On June 1, ASTRO produced three hour-long webinar presentations for exhibitors to demonstrate how they, as well as attendees and sponsors, will be able to take part in the immersive event. Much like the newly transformed face-to-face meeting, ASTRO’s virtual meeting will emphasize engagement, whether attendees are in educational sessions, visiting exhibitor booths, or “walking” around the virtual convention center. (Thevenot could not disclose the platform vendor at the time she spoke with Convene.)

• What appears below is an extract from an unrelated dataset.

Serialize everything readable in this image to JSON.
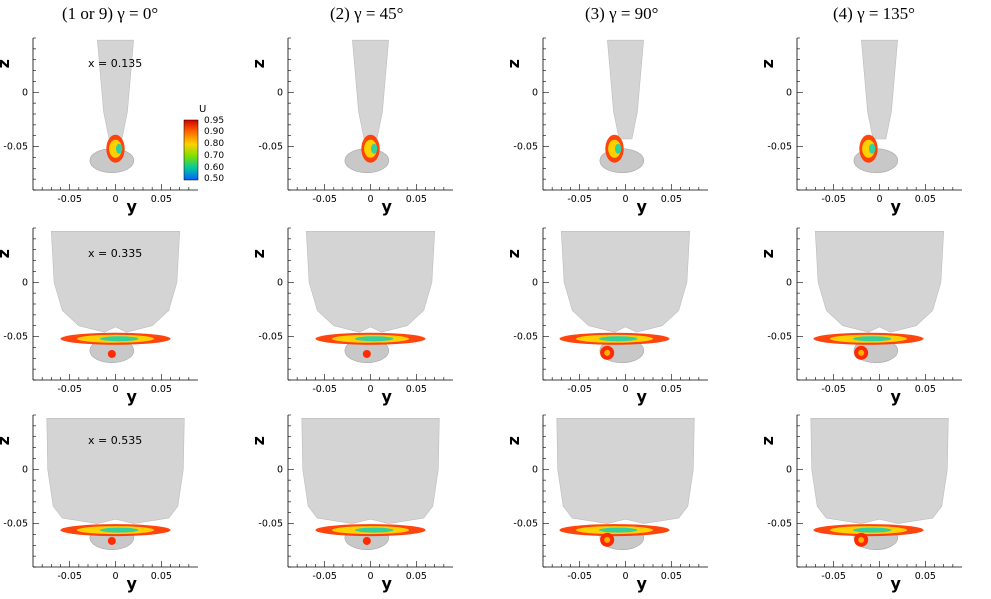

The attendee experience will begin outside of a virtual version of the Miami Beach Convention Center, where they will be greeted by Eichler — or his avatar, which all ASTRO staff members will have during the meeting — and provided instructions on how to navigate the space. From there, attendees can click through to different areas of the convention center, which will be outfitted with the same sponsored messaging placement — floor decals, escalator clings, etc. — as at real-life event venues. Those items will be “live” and can be clicked on to redirect attendees to a sponsor’s website or exhibitor booth. Attendees will be able to navigate to different rooms to watch pre-recorded content, semi-live content that features pre-recorded talks with live Q&A chats with the speaker, and live presentations, which can all be searched for by topic or speaker. Attendees can also check out virtual posters, for which presenters have the option to record narration, or drop into a breakout area if they see a topic that they’re interested in.

Once attendees enter the exhibit hall, they will be able to use navigation tools to move around the space and search for an exhibitor by name or description. In the booths, exhibitors can display white papers, videos, and PDFs, as well as engage in group chats with attendees. Much like at its face-to-face event, ASTRO is offering different tiers of exhibit booths, with higher-tiered options providing more spaces to display content and a video chat function. Exhibitors will be able to customize the look of their space, as well as how attendees are able to “move” through the space by clicking around.

It’s these kinds of innovations, Eichler said in one of the webinars, that he hopes will not only create a special user experience this year, “but maybe even change the way meetings are done in the future.”

Casey Gale is an associate editor at Convene.